Amazon could be a great dividend stock
Therefore, I think Amazon (NASDAQ: AMZN) could pay a juicy dividend – if Jeff Bezos wants.
Famously, Amazon pays no dividend, but Jeff Bezos could soon have a strong incentive to change that policy. To explain, Amazon shares lost $19.45; or $1.09%, of their value on 25 October 2019. Analysts blame a mixed earnings report and the JEDI contract loss for that drop.
Consequently, Markets Insider estimates Amazon lost $40.5 billion in market value on 25 October 2019. Markets Insider claims Amazon’s Market Capitalization fell from $880.9 billion on 24 October to $840.4 billion on 25 October 2019.
The Market Cap drop caused Bezos to lose his status as the world’s richest person briefly Friday, The Observer claims.
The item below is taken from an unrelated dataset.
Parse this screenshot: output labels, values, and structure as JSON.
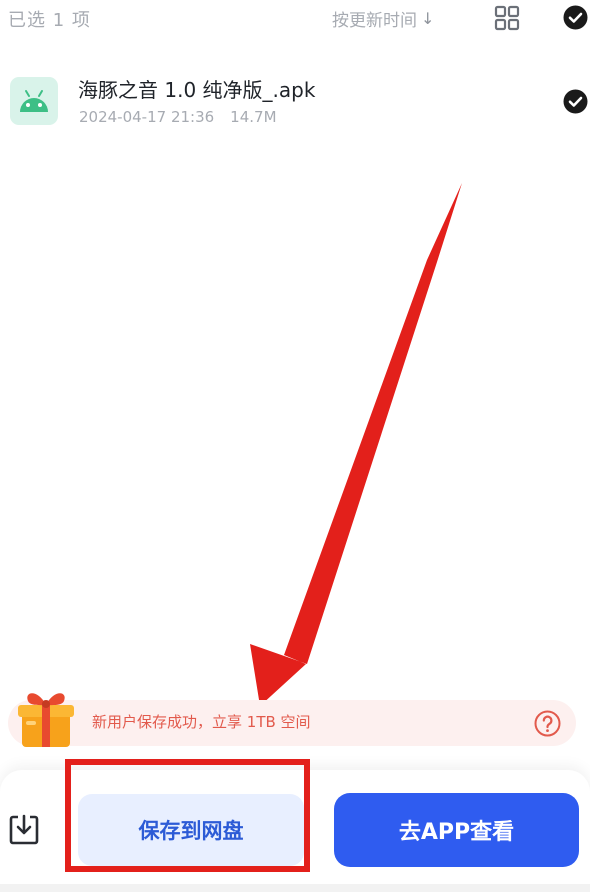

To clarify, The Observer estimates Bezos’ fortune fell by $9 billion because Amazon shares briefly fell below $1,700 to $1,696.58 at 9:30 A.M on 25 October 2019.
However, Bezos recovered the number one spot because Amazon shares closed at $1,7161.33 on that day. On 28 October 2019, Fortune estimated Bezos net worth at $110.3 billion. Bezos’ fortune fell because most of his assets consist of Amazon stock.
Jeff is the world’s richest man again because Amazon shares rose to $1,770.21 on 28 October 2019.
How Jeff Bezos could Profit from An Amazon Dividend
I think Bezos could increase Amazon’s stock price; and his fortune, by paying a dividend. Jeff could profit from an Amazon dividend in two ways.
First, Bezos’ stock could be worth more because investors could pay more for a dividend-paying Amazon. Second, Bezos himself could receive dividends from AMZN.
Thus, Bezos has a strong incentive to have Amazon pay a dividend. However; like Warren Buffett, Bezos dislikes dividends.
Plus, cash from a dividend is only icing on the cake for Jeff. Remember, Bezos has more money than he could ever spend without a dividend.
Amazon Stock is Too Expensive for Ordinary Investors
In the final analysis, I conclude we will not see an Amazon dividend soon. Thus, I consider Amazon a great growth stock that Mr. Market grossly overprices.
Hence, nothing about Amazon stock has really changed. I think investors need to stay away from Amazon (NASDAQ: AMZN) until its price drops below $1,000.
However, I doubt we’ll see such an Amazon price under $1,000 soon because Mr. Market loves Amazon. In fact, Mr. Market was paying $1,771.21 for AMZN on 28 October 2019.
Amazon stock is still too expensive for ordinary investors, despite recent setbacks at the company. The incredible growth makes Amazon too expensive for most investors.